Suite à l’avènement du tourisme de masse, une nouvelle vague de mécontentement s’est développée: la tourismophobie, ou le ras-le-bol du tourisme. Malgré la manne financière qu’ils apportent, les touristes sont devenus un véritable cauchemar pour les riverains qui se sentent dépossédés de leur propre ville et qui n’hésitent plus à manifester leur mécontentement. « Vous n’êtes pas les bienvenus », pouvait-on lire sur leurs banderoles l’été passé.

Face à cela, les villes prennent les devants: interdictions diverses, verbalisations, restriction des accès … mais une nouvelle fois, on ne traite que les symptômes.

La solution de limiter les touristes pour apaiser les locaux semble évidente. Cependant, il y a de fortes chances que ceux qui se plaignent aujourd’hui seront les premiers à pleurer demain si ça se mettait en place.

Le tourisme responsable

Alors, un mauvais touriste, il voit un monument, il s’approche, mais c’est un mauvais touriste. Tandis qu’un bon touriste, il voit un monument, il s’approche … mais c’est un bon touriste, quoi.

– Benoit, Destination Food, allégrement plagié des Inconnus

En lisant entre les lignes, on comprend bien que limiter le tourisme semble être la seule solution viable à la pérennité des villes et sites touristiques. Mais alors, comment choisir ceux qui ont mérité le droit de faire partie des heureux élus? C’est là que l’idée du permis de voyager apparait.

Si réduire les touristes en 2 catégories fait montre d’une paresse intellectuelle certaine, on ne peut pas renier que la notion reste fondamentalement correcte: il y a des bons et des mauvais touristes.
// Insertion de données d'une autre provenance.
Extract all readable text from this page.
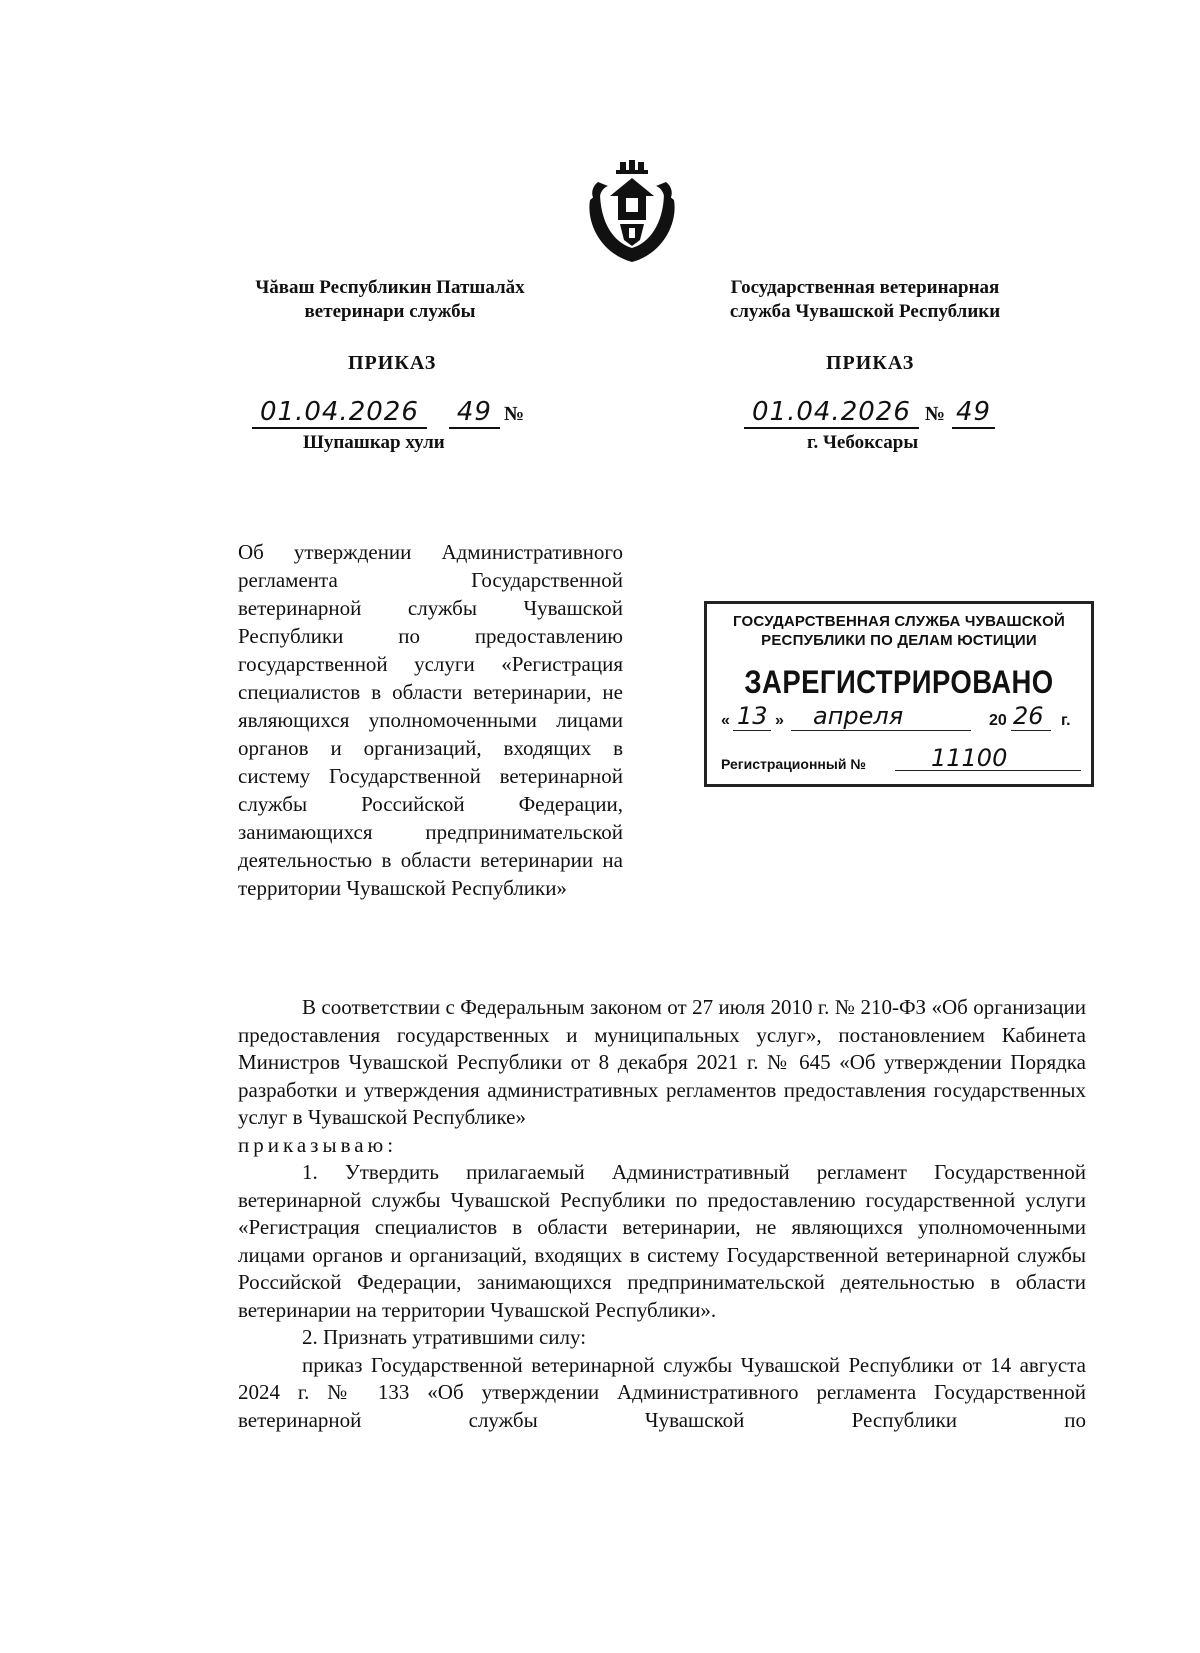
Чăваш Республикин Патшалăх
ветеринари службы
Государственная ветеринарная
служба Чувашской Республики
ПРИКАЗ	ПРИКАЗ
01.04.2026 49 №	01.04.2026 № 49
Шупашкар хули	г. Чебоксары
Об утверждении Административного регламента Государственной ветеринарной службы Чувашской Республики по предоставлению государственной услуги «Регистрация специалистов в области ветеринарии, не являющихся уполномоченными лицами органов и организаций, входящих в систему Государственной ветеринарной службы Российской Федерации, занимающихся предпринимательской деятельностью в области ветеринарии на территории Чувашской Республики»
ГОСУДАРСТВЕННАЯ СЛУЖБА ЧУВАШСКОЙ
РЕСПУБЛИКИ ПО ДЕЛАМ ЮСТИЦИИ
ЗАРЕГИСТРИРОВАНО
« 13 » апреля	20 26 г.
Регистрационный №	11100

В соответствии с Федеральным законом от 27 июля 2010 г. № 210-ФЗ «Об организации предоставления государственных и муниципальных услуг», постановлением Кабинета Министров Чувашской Республики от 8 декабря 2021 г. № 645 «Об утверждении Порядка разработки и утверждения административных регламентов предоставления государственных услуг в Чувашской Республике»

приказываю:

1. Утвердить прилагаемый Административный регламент Государственной ветеринарной службы Чувашской Республики по предоставлению государственной услуги «Регистрация специалистов в области ветеринарии, не являющихся уполномоченными лицами органов и организаций, входящих в систему Государственной ветеринарной службы Российской Федерации, занимающихся предпринимательской деятельностью в области ветеринарии на территории Чувашской Республики».

2. Признать утратившими силу:

приказ Государственной ветеринарной службы Чувашской Республики от 14 августа 2024 г. № 133 «Об утверждении Административного регламента Государственной ветеринарной службы Чувашской Республики по
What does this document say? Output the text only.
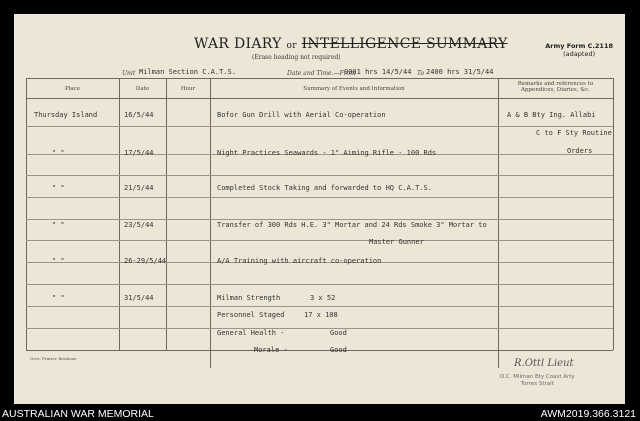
WAR DIARY or INTELLIGENCE SUMMARY
(Erase heading not required)
Army Form C.2118
(adapted)
Unit Milman Section C.A.T.S.	Date and Time.—From
0001 hrs 14/5/44 To 2400 hrs 31/5/44
Place	Date	Hour	Summary of Events and Information
Remarks and references to
Appendices, Diaries, &c.
Thursday Island	16/5/44	Bofor Gun Drill with Aerial Co-operation	A & B Bty Ing. Allabi
C to F Sty Routine
" "	17/5/44	Night Practices Seawards - 1" Aiming Rifle - 100 Rds	Orders
" "	21/5/44	Completed Stock Taking and forwarded to HQ C.A.T.S.
" "	23/5/44	Transfer of 300 Rds H.E. 3" Mortar and 24 Rds Smoke 3" Mortar to
Master Gunner
" "	26-29/5/44	A/A Training with aircraft co-operation
" "	31/5/44	Milman Strength	3 x 52
Personnel Staged	17 x 108
General Health -	Good
Morale -	Good
Govt. Printer, Brisbane	R.Ottl Lieut
O.C. Milman Bty Coast Arty
Torres Strait
AUSTRALIAN WAR MEMORIAL	AWM2019.366.3121
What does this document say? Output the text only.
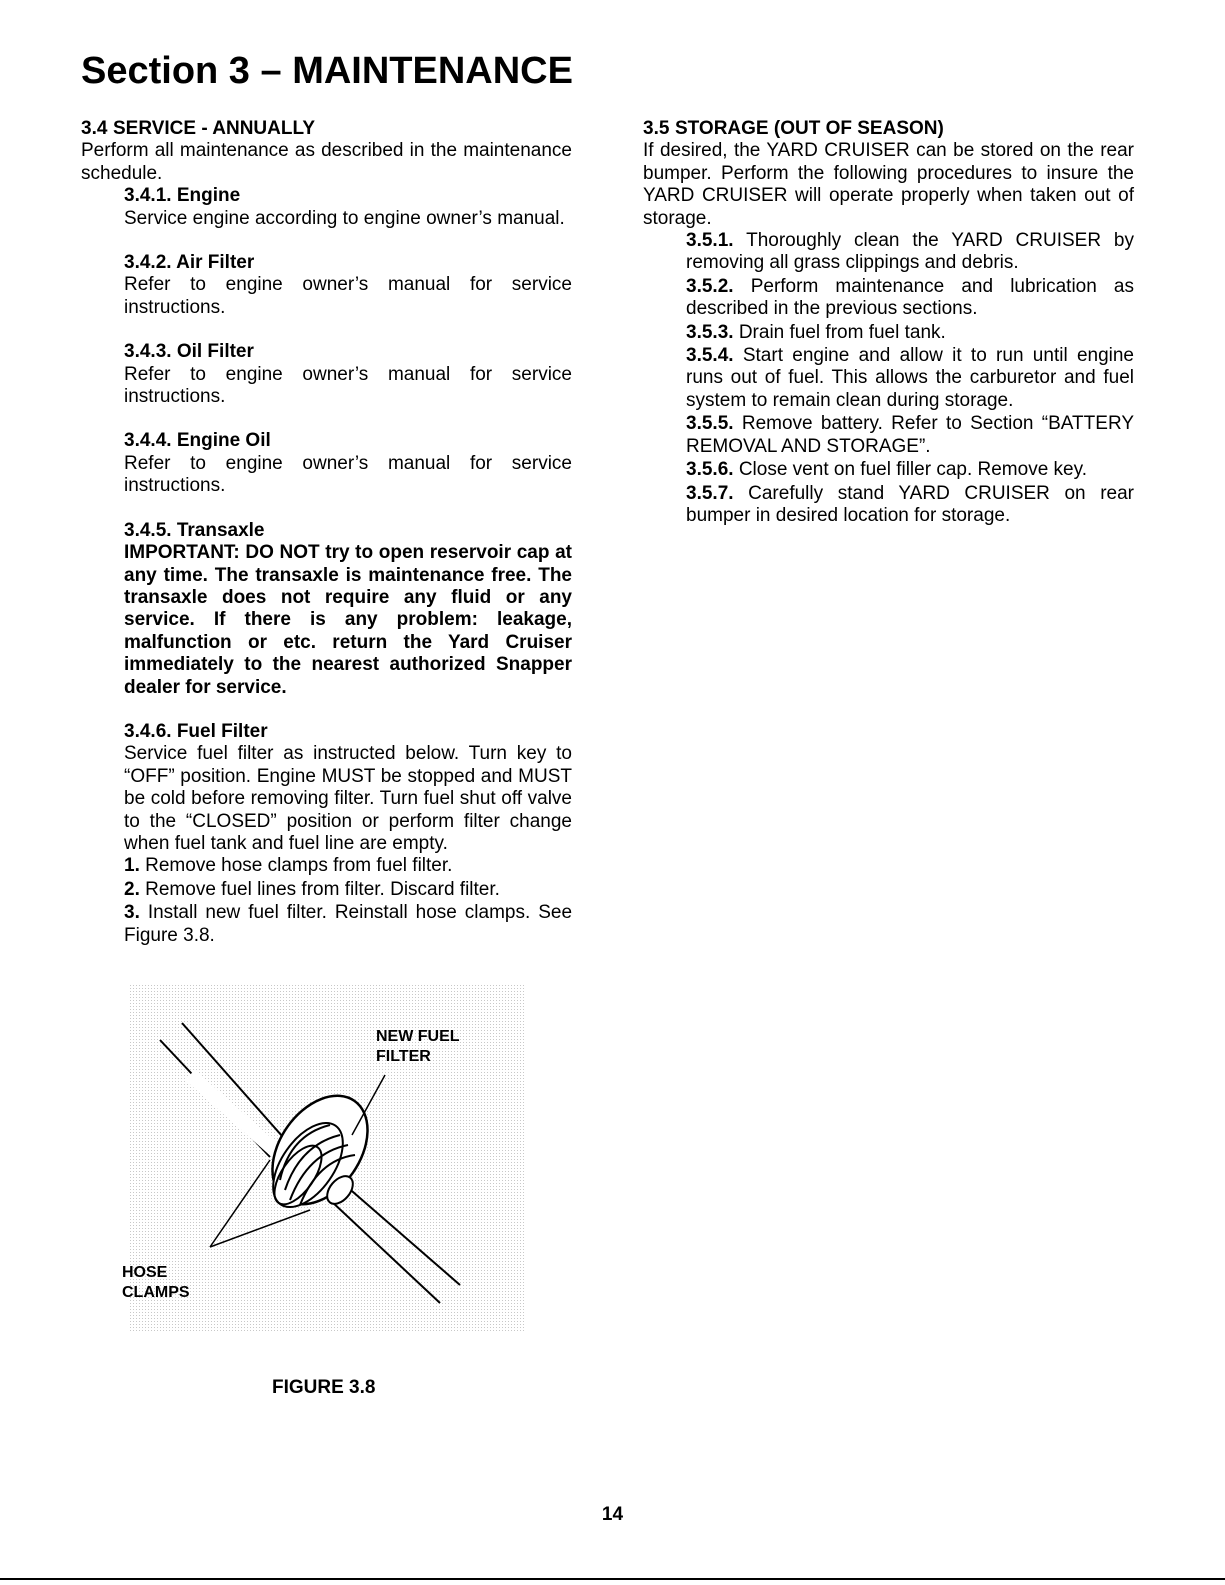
Section 3 – MAINTENANCE
3.4 SERVICE - ANNUALLY

Perform all maintenance as described in the maintenance schedule.

3.4.1. Engine

Service engine according to engine owner’s manual.

3.4.2. Air Filter

Refer to engine owner’s manual for service instructions.

3.4.3. Oil Filter

Refer to engine owner’s manual for service instructions.

3.4.4. Engine Oil

Refer to engine owner’s manual for service instructions.

3.4.5. Transaxle

IMPORTANT: DO NOT try to open reservoir cap at any time. The transaxle is maintenance free. The transaxle does not require any fluid or any service. If there is any problem: leakage, malfunction or etc. return the Yard Cruiser immediately to the nearest authorized Snapper dealer for service.

3.4.6. Fuel Filter

Service fuel filter as instructed below. Turn key to “OFF” position. Engine MUST be stopped and MUST be cold before removing filter. Turn fuel shut off valve to the “CLOSED” position or perform filter change when fuel tank and fuel line are empty.

1. Remove hose clamps from fuel filter.
2. Remove fuel lines from filter. Discard filter.
3. Install new fuel filter. Reinstall hose clamps. See Figure 3.8.
3.5 STORAGE (OUT OF SEASON)

If desired, the YARD CRUISER can be stored on the rear bumper. Perform the following procedures to insure the YARD CRUISER will operate properly when taken out of storage.

3.5.1. Thoroughly clean the YARD CRUISER by removing all grass clippings and debris.

3.5.2. Perform maintenance and lubrication as described in the previous sections.

3.5.3. Drain fuel from fuel tank.

3.5.4. Start engine and allow it to run until engine runs out of fuel. This allows the carburetor and fuel system to remain clean during storage.

3.5.5. Remove battery. Refer to Section “BATTERY REMOVAL AND STORAGE”.

3.5.6. Close vent on fuel filler cap. Remove key.

3.5.7. Carefully stand YARD CRUISER on rear bumper in desired location for storage.

NEW FUEL
FILTER
HOSE
CLAMPS
FIGURE 3.8
14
Je ne parle pas ici des véritables voyageurs contre les moutons, une comparaison chère à ces baroudeurs soit-disant authentiques qui ont fait du voyage hors des sentiers battus une véritable religion et considèrent les autres comme des touristes.  Non, je parle ici des voyageurs qui respectent les lieux et les habitants, et de ceux qui se croient tout permis parce qu’ils contribuent à l’économie locale.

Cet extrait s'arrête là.